Sœur Arlette : Je suis issue d’une famille protestante, mon père réformé d’origine poitevine et ma mère luthérienne de Paris. J’ai eu une instruction religieuse à l’école du jeudi, à l’époque c’était le jeudi ! Ma jeunesse a été mouvementée en raison de la guerre et j’ai eu la foi difficile. Au moment de la confirmation, j’ai dit au pasteur : « Je ne peux pas faire ma confirmation ». Il était très à l’écoute et il m’a dit : « C’est parce que tu te poses ces questions qu’il est pour moi évident que Dieu te parle.

Tu prends les choses beaucoup plus au sérieux que d’autres du groupe qui paraissent plus mûrs ». Il ne m’a pas forcée mais j’ai continué à réfléchir. J’ai lu ma Bible et j’ai découvert que j’avais une vraie tendresse pour la Parole de Dieu ce qui a été confirmé par plusieurs personnes. J’ai fait ma confirmation. Ensuite j’ai suivi des études d’infirmière. Comme il y avait une diaconesse dans ma famille, j’ai fait mes études chez les diaconesses de Paris et là en moi le désir était de partir en mission. J’ai fait mon premier stage avec une sœur enthousiaste dans le service de chirurgie, très à l’écoute. J’avais toujours ce désir d’orienter ma vie. Diplôme en poche, j’ai travaillé deux ans à l’hôpital Foch de Suresnes, là je me reposais des questions et je suis entrée chez les diaconesses.

J’ai traversé des moments difficiles. Je n’ai jamais eu l’obéissance ni facile ni spontanée. On ne vous envoie pas toujours là où vous voulez être. Mais on trouve un sens là où l’on est. J’ai eu des ministères bénis par exemple au sein d’un groupe d’accueil en Charente (11 ans). J’ai été assistante de paroisse avec le pasteur Samuel Sahagian. Un homme exceptionnel qui a créé l’association France-Arménie pour reconstruire le pays après le tremblement de terre de 1988.

Je voudrais encore ajouter que l’amour de la Bible ne m’a jamais quittée. Au temps de la Réforme des gens sont morts pour que nous ayons les Écritures. Un verset du psaume 45 « écoute ma fille, le roi désire pour lui ta beauté » m’a longtemps intriguée. Qu’est ce que ça veut dire et puis ça a ensuite pris sens.

 

LP pourriez-vous nous présenter vos communautés d’origine ?

 

Sœur Hélène : Dans les années 30, l’impulsion est donnée par Geneviève Micheli, d’origine alsacienne, épouse d’un Genevois, veuve à 27 ans avec trois jeunes enfants.

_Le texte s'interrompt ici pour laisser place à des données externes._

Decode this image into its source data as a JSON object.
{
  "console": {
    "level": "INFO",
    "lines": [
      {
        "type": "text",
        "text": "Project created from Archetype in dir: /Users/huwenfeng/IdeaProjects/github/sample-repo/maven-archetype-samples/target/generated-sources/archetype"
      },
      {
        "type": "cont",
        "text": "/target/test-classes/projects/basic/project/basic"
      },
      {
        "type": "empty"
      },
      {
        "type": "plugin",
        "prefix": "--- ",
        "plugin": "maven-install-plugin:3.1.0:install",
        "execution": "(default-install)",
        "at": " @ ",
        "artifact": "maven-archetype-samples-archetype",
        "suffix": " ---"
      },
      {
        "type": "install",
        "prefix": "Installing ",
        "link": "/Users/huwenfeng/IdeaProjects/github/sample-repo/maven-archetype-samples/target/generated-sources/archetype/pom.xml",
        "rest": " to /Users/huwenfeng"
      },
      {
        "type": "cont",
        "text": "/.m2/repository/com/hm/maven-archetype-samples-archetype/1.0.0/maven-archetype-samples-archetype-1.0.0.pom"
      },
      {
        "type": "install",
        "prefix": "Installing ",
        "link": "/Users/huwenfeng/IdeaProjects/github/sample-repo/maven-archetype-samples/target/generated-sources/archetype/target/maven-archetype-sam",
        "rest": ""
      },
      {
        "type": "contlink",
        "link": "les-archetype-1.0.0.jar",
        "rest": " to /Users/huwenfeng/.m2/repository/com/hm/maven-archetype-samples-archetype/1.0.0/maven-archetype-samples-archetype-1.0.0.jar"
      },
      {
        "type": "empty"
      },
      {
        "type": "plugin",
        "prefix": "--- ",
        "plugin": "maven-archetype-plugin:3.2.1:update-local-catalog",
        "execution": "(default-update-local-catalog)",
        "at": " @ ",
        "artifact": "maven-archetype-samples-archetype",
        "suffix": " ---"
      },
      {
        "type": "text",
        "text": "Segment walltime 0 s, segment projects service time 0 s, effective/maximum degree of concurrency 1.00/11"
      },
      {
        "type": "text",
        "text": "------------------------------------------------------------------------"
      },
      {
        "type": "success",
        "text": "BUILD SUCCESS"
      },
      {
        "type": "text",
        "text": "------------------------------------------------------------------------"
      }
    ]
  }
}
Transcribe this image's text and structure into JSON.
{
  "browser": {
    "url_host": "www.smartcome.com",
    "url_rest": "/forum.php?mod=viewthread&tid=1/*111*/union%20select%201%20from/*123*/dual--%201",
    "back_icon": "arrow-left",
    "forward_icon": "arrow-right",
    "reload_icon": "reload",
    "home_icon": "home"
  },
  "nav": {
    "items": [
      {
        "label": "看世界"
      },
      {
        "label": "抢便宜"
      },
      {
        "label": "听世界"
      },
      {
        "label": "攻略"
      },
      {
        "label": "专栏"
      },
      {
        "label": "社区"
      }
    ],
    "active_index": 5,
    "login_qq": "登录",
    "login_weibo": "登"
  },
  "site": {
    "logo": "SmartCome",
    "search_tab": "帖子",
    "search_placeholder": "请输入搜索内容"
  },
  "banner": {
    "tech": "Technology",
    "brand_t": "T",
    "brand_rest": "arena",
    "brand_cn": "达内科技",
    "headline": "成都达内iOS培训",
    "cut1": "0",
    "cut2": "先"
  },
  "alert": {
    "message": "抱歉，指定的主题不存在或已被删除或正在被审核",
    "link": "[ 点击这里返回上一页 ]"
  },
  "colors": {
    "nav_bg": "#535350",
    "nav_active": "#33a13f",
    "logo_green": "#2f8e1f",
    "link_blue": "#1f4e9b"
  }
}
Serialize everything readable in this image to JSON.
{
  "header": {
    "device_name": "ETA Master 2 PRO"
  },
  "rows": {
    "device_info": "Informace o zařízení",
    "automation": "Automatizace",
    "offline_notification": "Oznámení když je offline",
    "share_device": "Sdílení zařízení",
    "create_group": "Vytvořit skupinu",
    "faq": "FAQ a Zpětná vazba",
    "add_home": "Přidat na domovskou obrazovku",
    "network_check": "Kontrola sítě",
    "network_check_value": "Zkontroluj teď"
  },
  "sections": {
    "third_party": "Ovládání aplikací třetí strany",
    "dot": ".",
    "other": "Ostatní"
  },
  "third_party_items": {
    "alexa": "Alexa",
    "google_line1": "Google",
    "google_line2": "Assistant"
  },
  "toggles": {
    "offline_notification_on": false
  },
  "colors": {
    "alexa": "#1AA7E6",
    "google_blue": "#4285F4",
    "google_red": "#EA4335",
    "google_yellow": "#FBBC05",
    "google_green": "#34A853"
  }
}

Elle a souhaité que les femmes aient une éducation spirituelle et a commencé par proposer des retraites. Elle préparait des journées pour des temps de silence et d’écoute de la Parole. En 1936 une chapelle est consacrée. Les réunions concernent les femmes mariées. Une célibataire reste dans la maison pour l’accueil puis elles sont deux, trois et ainsi est née la communauté. En 1952 les premières sœurs s’engagent. Il faut replacer la naissance de la communauté dans un contexte d’après-guerre avec l’affirmation du mouvement œcuménique et un réel renouveau liturgique. Le mouvement Église et liturgie a redécouvert des textes anciens. Cette liturgie a été reprise par nous-mêmes et par Taizé.

 

Sœur Arlette : Notre communauté est née en 1841 au moment où le protestantisme français cherchait son unité. Il fallait aussi canaliser les œuvres sociales qui apparaissaient dans ces temps difficiles. Caroline Malvesin a eu la vision d’un arbre enraciné. Il fallait d’abord enraciner la communauté puis les œuvres viendraient. Il fallait donc d’abord vivre du don de soi au Christ, vivre dans la prière et l’amour. De nombreux protestants ont mal réagi : vous retournez à Rome en créant une congrégation religieuse ! Le célibat, l’obéissance, la mise en commun des biens, c’était trop tôt !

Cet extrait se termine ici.